La « rue arabe » renaît à chaque conflit et à chaque crise et devient la scène « défouloir » de notre humiliation et de notre impuissance... On peut se demander si, au fond, cela est réaliste et productif ?
Mais devant l'acuité de ces massacres en direct y aurait-il d'autres choix pour des peuples assiégés politiquement et économiquement parlant ? La « rue arabe » n'a apparemment pas d'autres alternatives que celles des slogans, des cris de désespoir et des chants incantatoires religieux…La rue devient le seul lieu légitime de contestation d'une population impotente et indignée du sort réservé aux palestiniens perçus avant tout comme les victimes principalement musulmanes d'un conflit où l'effroyable machine de guerre israélienne représente « l'ennemi juif ».
Le marqueur religieux est ici très intense et l'amalgame est souvent de mise devant des carnages commis, ne l'oublions pas, au nom d'un état sioniste nourri par une idéologie religieuse extrémiste. C'est toute l'identité islamique qui se voit bafouée par une symbolique religieuse désignée péjorativement comme étant juive. Or, la nuance doit être de rigueur aujourd'hui plus qu'hier : il ne s'agit pas d'une guerre entre musulmans et juifs comme le voudrait d'ailleurs l'idéologie hégémonique néo-conservatrice contemporaine qui se drape sous l'effigie de la civilisation judéo-chrétienne pour mieux isoler l'ennemi commun à savoir l'Islam, érigé en bouc émissaire indispensable. Le conflit est éminemment politique même s'il se barricade derrière des idéologies religieuses.
Les musulmans doivent en être conscients et doivent éviter les glissements sémantiques lourds de sens… Beaucoup de musulmans aveuglés par tant de détresse succombent inconsciemment ou chauffés à blanc par des discours religieux où la haine et le souffle de la vengeance ont pris le dessus sur la raison …
La cause du peuple palestinien n'est pas la propriété exclusive des musulmans. Elle est celle de tous les peuples opprimés sur terre. Elle est celle de la résistance au colonialisme, celle des peuples du Sud, la cause de tous ceux qui luttent pour la dignité et la liberté de l'être humain.
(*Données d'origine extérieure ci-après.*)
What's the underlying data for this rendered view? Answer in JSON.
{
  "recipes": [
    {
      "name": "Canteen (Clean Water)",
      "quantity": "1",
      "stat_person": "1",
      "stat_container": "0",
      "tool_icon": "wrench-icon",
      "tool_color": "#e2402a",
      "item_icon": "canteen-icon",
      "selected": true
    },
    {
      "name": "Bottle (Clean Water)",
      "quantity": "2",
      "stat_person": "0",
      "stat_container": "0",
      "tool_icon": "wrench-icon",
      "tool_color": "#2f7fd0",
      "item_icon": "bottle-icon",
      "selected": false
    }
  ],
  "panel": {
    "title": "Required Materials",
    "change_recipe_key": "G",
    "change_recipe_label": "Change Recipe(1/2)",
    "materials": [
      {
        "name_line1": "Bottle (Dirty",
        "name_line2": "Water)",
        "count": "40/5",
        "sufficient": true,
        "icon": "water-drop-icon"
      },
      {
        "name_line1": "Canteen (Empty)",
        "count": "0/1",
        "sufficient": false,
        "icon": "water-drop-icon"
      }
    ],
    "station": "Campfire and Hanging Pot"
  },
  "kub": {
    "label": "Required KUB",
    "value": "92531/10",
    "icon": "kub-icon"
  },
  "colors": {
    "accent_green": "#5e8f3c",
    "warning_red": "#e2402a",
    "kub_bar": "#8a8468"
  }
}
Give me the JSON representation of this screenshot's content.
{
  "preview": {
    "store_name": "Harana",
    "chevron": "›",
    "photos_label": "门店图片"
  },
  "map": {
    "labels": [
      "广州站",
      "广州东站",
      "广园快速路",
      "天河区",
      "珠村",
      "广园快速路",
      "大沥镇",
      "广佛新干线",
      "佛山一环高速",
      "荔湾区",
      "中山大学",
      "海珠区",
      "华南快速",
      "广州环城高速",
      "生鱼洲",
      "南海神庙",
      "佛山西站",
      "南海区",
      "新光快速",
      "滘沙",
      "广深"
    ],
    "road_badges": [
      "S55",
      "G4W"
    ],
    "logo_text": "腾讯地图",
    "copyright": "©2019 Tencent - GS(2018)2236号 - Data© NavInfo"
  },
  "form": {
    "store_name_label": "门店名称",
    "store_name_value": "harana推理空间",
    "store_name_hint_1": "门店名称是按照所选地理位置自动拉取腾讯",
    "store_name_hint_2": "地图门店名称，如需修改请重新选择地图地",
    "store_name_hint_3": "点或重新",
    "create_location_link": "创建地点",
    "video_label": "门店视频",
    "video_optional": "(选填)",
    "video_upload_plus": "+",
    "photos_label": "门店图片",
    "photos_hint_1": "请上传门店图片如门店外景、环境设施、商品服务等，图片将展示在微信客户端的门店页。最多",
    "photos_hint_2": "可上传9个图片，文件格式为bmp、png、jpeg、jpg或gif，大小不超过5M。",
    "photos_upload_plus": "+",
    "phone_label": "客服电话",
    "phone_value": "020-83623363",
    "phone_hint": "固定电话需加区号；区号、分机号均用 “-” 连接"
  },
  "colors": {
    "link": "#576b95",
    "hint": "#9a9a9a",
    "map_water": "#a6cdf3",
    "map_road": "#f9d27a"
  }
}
C'est pour cela que des milliers de personnes sont sorties crier leur révolte à Oslo, à Séoul, à Paris, à Londres ou à New York…C'est pour cela que de nombreux occidentaux non musulmans, chrétiens, laïques ou juifs font entendre leurs voix aujourd'hui pour que cesse ce massacre… « L'état d'Israël doit être suspendu des instituions internationales, tant que Gaza sera assiégé … .Les dirigeants politiques et militaires israéliens doivent être traînés en jugement dans un tribunal international pour crimes de guerre ! » C'est l'appel de Michel Warschawski qui vient de l'intérieur d'Israël[3] ...
Que l'on ne s'y méprenne pas, ce génocide commis par Israël est un crime contre l'humanité tout entière et il serait faux, dangereux et contreproductif de l'enfermer dans une guerre ethnico religieuse. Il y va de la crédibilité voire de la viabilité de la cause palestinienne qui est une cause juste et l'histoire de l'humanité est en train de l'écrire aujourd'hui avec le sang des enfants palestiniens assassinés par des criminels de guerre au pouvoir en Israël.
[1] Voir l'excellent article d'Alain Gresh : « Libérer les Palestiniens des mensonges de Bernard Henry Levy » sur son blog : http://blog.mondediplo.net
[2] Emmanuel Todd décrit la démocratie israélienne comme étant « la seule démocratie officielle ethnique après la fin de l'apartheid sud-africain » dans son dernier livre : « Après la démocratie » Éditions Gallimard, 2008.
[3] Gaza : un appel de Michel Warschawski, Gaza sous les bombes, Alternative Information Center, le 27 décembre 2008.